The electromagnetic spectrum extends in both directions from the visible range. Shorter-wavelength, higher frequency "light" includes ultraviolet, x-rays, and cosmic rays. Longer-wavelength, lower-frequency "light" includes first infrared light then, as wavelengths become longer and longer, radio waves. The early physicists also found that electrons travelling through wires are surrounded by both electric and magnetic fields, and that a wire carrying an alternating current is surrounded by electric and magnetic fields varying in intensity at the same frequency as the electric current. Furthermore, the wire radiates energy that propagates just as do light waves with a frequency and wavelength corresponding to the frequency of the alternating current in the wire.

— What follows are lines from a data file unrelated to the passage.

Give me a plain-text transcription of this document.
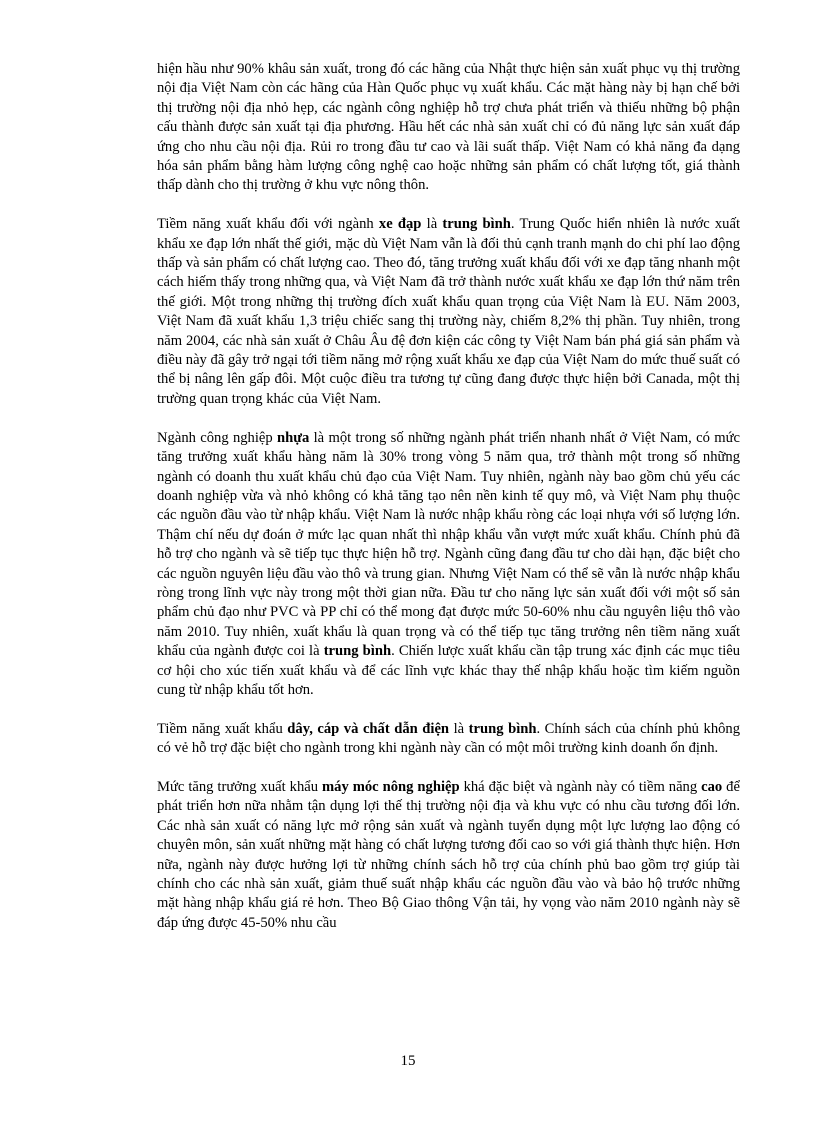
hiện hầu như 90% khâu sản xuất, trong đó các hãng của Nhật thực hiện sản xuất phục vụ thị trường nội địa Việt Nam còn các hãng của Hàn Quốc phục vụ xuất khẩu. Các mặt hàng này bị hạn chế bởi thị trường nội địa nhỏ hẹp, các ngành công nghiệp hỗ trợ chưa phát triển và thiếu những bộ phận cấu thành được sản xuất tại địa phương. Hầu hết các nhà sản xuất chỉ có đủ năng lực sản xuất đáp ứng cho nhu cầu nội địa. Rủi ro trong đầu tư cao và lãi suất thấp. Việt Nam có khả năng đa dạng hóa sản phẩm bằng hàm lượng công nghệ cao hoặc những sản phẩm có chất lượng tốt, giá thành thấp dành cho thị trường ở khu vực nông thôn.

Tiềm năng xuất khẩu đối với ngành xe đạp là trung bình. Trung Quốc hiển nhiên là nước xuất khẩu xe đạp lớn nhất thế giới, mặc dù Việt Nam vẫn là đối thủ cạnh tranh mạnh do chi phí lao động thấp và sản phẩm có chất lượng cao. Theo đó, tăng trưởng xuất khẩu đối với xe đạp tăng nhanh một cách hiếm thấy trong những qua, và Việt Nam đã trở thành nước xuất khẩu xe đạp lớn thứ năm trên thế giới. Một trong những thị trường đích xuất khẩu quan trọng của Việt Nam là EU. Năm 2003, Việt Nam đã xuất khẩu 1,3 triệu chiếc sang thị trường này, chiếm 8,2% thị phần. Tuy nhiên, trong năm 2004, các nhà sản xuất ở Châu Âu đệ đơn kiện các công ty Việt Nam bán phá giá sản phẩm và điều này đã gây trở ngại tới tiềm năng mở rộng xuất khẩu xe đạp của Việt Nam do mức thuế suất có thể bị nâng lên gấp đôi. Một cuộc điều tra tương tự cũng đang được thực hiện bởi Canada, một thị trường quan trọng khác của Việt Nam.

Ngành công nghiệp nhựa là một trong số những ngành phát triển nhanh nhất ở Việt Nam, có mức tăng trưởng xuất khẩu hàng năm là 30% trong vòng 5 năm qua, trở thành một trong số những ngành có doanh thu xuất khẩu chủ đạo của Việt Nam. Tuy nhiên, ngành này bao gồm chủ yếu các doanh nghiệp vừa và nhỏ không có khả tăng tạo nên nền kinh tế quy mô, và Việt Nam phụ thuộc các nguồn đầu vào từ nhập khẩu. Việt Nam là nước nhập khẩu ròng các loại nhựa với số lượng lớn. Thậm chí nếu dự đoán ở mức lạc quan nhất thì nhập khẩu vẫn vượt mức xuất khẩu. Chính phủ đã hỗ trợ cho ngành và sẽ tiếp tục thực hiện hỗ trợ. Ngành cũng đang đầu tư cho dài hạn, đặc biệt cho các nguồn nguyên liệu đầu vào thô và trung gian. Nhưng Việt Nam có thể sẽ vẫn là nước nhập khẩu ròng trong lĩnh vực này trong một thời gian nữa. Đầu tư cho năng lực sản xuất đối với một số sản phẩm chủ đạo như PVC và PP chỉ có thể mong đạt được mức 50-60% nhu cầu nguyên liệu thô vào năm 2010. Tuy nhiên, xuất khẩu là quan trọng và có thể tiếp tục tăng trưởng nên tiềm năng xuất khẩu của ngành được coi là trung bình. Chiến lược xuất khẩu cần tập trung xác định các mục tiêu cơ hội cho xúc tiến xuất khẩu và để các lĩnh vực khác thay thế nhập khẩu hoặc tìm kiếm nguồn cung từ nhập khẩu tốt hơn.

Tiềm năng xuất khẩu dây, cáp và chất dẫn điện là trung bình. Chính sách của chính phủ không có vẻ hỗ trợ đặc biệt cho ngành trong khi ngành này cần có một môi trường kinh doanh ổn định.

Mức tăng trưởng xuất khẩu máy móc nông nghiệp khá đặc biệt và ngành này có tiềm năng cao để phát triển hơn nữa nhằm tận dụng lợi thế thị trường nội địa và khu vực có nhu cầu tương đối lớn. Các nhà sản xuất có năng lực mở rộng sản xuất và ngành tuyển dụng một lực lượng lao động có chuyên môn, sản xuất những mặt hàng có chất lượng tương đối cao so với giá thành thực hiện. Hơn nữa, ngành này được hưởng lợi từ những chính sách hỗ trợ của chính phủ bao gồm trợ giúp tài chính cho các nhà sản xuất, giảm thuế suất nhập khẩu các nguồn đầu vào và bảo hộ trước những mặt hàng nhập khẩu giá rẻ hơn. Theo Bộ Giao thông Vận tải, hy vọng vào năm 2010 ngành này sẽ đáp ứng được 45-50% nhu cầu

15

The basic developments of Hertz and Marconi in the waning years of the 19th century preceded radio transmission of voice and music signals by only a decade. Commercial broadcasting began in 1920 when KDKA in Pittsburgh was granted a license. All that was required to use radio techniques for these purposes was to develop ways to achieve the following: first, add the voice or music signals to a suitable alternating current called the carrier (modulating the carrier with the information signal); second, generate an electromagnetic wave capable of detection at a distant site using Hertz's and Marconi's findings; third, remove the information signal from the carrier (demodulating the carrier); and finally, convert the electrical signals to sound waves that the listener can hear. These technical achievements were being pursued in the telephone and recording industries, and thus, were quickly available for broadcasting.